This Vanity Fair article, "The Lonely Guy," makes the case that President Obama's strong inward-directedness underpins his political failures. The diagnosis:
Self-containment is not simply Obama’s political default mode. Self-possession is the core of his being, and a central part of the secret of his success. It is Obama’s unwavering discipline to keep his cool when others are losing theirs, and it seems likely that no black man who behaved otherwise could ever have won the presidency.The author would have us believe that Obama's self is the issue here. The matter is not poor leadership, carelessness, incompetence, bad delegation practices, or the simple fact that every presidency has some major failures. No, in Obama's case we find a complication of self.
But this quality, perhaps Obama’s greatest strength in gaining office, is his greatest weakness in conducting it.

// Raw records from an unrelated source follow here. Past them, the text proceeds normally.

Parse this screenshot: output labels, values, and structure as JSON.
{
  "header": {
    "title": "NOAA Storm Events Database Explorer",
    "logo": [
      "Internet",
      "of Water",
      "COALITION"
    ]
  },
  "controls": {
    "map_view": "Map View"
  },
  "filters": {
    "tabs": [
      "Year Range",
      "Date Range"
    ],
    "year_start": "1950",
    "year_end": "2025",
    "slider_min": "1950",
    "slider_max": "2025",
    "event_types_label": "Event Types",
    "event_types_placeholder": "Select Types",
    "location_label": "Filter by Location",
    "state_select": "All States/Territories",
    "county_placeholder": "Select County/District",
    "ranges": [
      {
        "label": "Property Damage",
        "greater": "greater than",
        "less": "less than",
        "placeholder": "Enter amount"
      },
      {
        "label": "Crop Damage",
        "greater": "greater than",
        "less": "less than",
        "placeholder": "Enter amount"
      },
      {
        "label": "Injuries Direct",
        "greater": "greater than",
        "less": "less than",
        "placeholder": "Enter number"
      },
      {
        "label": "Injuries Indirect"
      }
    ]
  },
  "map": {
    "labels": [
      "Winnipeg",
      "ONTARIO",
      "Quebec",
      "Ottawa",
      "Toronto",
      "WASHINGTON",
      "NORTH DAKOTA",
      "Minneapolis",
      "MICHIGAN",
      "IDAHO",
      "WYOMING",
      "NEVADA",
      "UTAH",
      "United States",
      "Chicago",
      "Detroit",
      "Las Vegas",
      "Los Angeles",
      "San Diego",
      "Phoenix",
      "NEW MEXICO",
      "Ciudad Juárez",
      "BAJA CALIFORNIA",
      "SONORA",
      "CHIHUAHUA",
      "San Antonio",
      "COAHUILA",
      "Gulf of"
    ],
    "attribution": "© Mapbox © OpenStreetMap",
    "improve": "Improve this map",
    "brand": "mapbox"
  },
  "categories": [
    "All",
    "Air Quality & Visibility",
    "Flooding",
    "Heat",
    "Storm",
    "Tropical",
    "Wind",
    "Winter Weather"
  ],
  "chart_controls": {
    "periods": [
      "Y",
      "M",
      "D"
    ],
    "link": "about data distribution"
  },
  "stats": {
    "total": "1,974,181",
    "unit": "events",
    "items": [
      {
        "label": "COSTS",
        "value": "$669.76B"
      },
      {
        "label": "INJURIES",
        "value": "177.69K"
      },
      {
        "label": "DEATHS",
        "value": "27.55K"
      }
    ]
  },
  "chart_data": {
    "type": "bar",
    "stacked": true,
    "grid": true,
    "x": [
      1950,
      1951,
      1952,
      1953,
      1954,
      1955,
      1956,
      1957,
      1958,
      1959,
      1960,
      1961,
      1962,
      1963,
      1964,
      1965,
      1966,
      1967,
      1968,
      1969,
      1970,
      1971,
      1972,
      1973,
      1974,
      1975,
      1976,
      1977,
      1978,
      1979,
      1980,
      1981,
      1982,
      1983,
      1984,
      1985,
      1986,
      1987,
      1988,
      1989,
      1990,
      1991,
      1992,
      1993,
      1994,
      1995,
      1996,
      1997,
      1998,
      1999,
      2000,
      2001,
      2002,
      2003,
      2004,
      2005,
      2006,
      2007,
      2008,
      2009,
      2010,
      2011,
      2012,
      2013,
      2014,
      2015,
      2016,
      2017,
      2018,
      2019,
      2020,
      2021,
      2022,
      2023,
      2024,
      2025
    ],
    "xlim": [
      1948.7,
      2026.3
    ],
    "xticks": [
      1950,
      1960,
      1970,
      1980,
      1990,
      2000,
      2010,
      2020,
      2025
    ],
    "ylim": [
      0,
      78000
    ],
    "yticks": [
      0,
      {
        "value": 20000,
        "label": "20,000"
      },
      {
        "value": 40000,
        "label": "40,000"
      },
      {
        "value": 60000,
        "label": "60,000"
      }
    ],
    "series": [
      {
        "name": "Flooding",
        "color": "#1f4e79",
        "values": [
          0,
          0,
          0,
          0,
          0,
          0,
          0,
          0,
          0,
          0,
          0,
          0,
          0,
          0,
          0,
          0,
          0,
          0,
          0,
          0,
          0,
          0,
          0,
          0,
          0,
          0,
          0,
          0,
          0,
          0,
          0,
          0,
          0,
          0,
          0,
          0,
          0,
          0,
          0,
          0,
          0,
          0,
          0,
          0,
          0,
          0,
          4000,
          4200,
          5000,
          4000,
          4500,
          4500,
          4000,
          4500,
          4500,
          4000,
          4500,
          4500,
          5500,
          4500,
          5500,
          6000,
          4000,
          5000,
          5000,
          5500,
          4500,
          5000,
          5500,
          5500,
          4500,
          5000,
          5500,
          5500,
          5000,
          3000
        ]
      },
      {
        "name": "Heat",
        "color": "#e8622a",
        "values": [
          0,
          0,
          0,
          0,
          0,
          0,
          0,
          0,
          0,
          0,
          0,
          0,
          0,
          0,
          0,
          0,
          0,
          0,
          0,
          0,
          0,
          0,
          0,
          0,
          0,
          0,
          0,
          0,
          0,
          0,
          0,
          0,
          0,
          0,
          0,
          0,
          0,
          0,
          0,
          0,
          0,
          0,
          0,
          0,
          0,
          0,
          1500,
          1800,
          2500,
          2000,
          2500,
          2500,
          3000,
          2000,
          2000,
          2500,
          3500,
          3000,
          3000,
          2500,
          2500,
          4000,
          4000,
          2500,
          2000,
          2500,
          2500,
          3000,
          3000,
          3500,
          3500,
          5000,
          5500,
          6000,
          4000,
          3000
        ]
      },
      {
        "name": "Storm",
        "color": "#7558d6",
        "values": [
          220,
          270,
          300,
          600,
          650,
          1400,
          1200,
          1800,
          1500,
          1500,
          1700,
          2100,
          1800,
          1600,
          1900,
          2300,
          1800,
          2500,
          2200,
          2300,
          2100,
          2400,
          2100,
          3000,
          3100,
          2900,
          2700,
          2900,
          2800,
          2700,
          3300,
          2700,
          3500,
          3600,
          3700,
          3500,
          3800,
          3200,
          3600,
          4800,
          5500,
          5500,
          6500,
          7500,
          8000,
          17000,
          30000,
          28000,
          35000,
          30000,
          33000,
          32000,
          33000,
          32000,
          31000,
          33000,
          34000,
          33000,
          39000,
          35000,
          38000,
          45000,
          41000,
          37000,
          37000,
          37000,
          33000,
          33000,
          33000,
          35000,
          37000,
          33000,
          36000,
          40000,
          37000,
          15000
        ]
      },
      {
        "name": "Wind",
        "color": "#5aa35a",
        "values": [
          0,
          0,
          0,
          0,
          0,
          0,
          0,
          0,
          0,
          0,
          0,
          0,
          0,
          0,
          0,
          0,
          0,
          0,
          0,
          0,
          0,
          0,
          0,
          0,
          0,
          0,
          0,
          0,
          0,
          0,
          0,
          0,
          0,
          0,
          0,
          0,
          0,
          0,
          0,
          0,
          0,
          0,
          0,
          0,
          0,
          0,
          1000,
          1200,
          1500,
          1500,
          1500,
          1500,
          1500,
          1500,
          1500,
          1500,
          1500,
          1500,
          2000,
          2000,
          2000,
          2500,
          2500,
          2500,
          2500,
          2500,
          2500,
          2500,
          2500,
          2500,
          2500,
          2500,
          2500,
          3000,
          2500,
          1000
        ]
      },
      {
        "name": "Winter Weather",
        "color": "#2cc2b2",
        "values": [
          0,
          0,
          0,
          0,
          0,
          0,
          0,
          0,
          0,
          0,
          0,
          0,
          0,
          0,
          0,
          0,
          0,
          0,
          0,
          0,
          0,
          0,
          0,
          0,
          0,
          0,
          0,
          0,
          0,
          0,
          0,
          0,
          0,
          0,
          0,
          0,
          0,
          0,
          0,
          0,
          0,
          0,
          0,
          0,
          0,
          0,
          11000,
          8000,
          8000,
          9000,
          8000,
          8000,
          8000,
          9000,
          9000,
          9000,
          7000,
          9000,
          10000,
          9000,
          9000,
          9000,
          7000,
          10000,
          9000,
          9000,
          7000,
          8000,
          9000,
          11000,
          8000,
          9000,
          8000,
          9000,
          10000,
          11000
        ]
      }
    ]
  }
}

Obama’s self-evident isolation has another effect: It tends to insulate him from engagement in the management of his own administration. The latest round of “what did the president know and when did he know it” on the disastrous rollout of Obamacare and the tapping of German chancellor Angela Merkel’s cell phone raised troubling questions: Were Obama’s aides too afraid to tell him?
The article then relates a few quotes from Obama's peers who say the man is aloof. Gradually the author shifts his thesis away from Obama's selfhood and toward his character, essentially saying the President is not a team player. "He has quietly purged from his inner circle those most likely to stand up to him." The fix? "Obama has always insisted that he is playing a long game. The problem is that when everyone else in Washington is still playing a short game, the president sometimes has to play on their board." This unsupported claim applies to the reader, too. The article's author renders a judgment that time can't bear out and the reader is supposed to click through.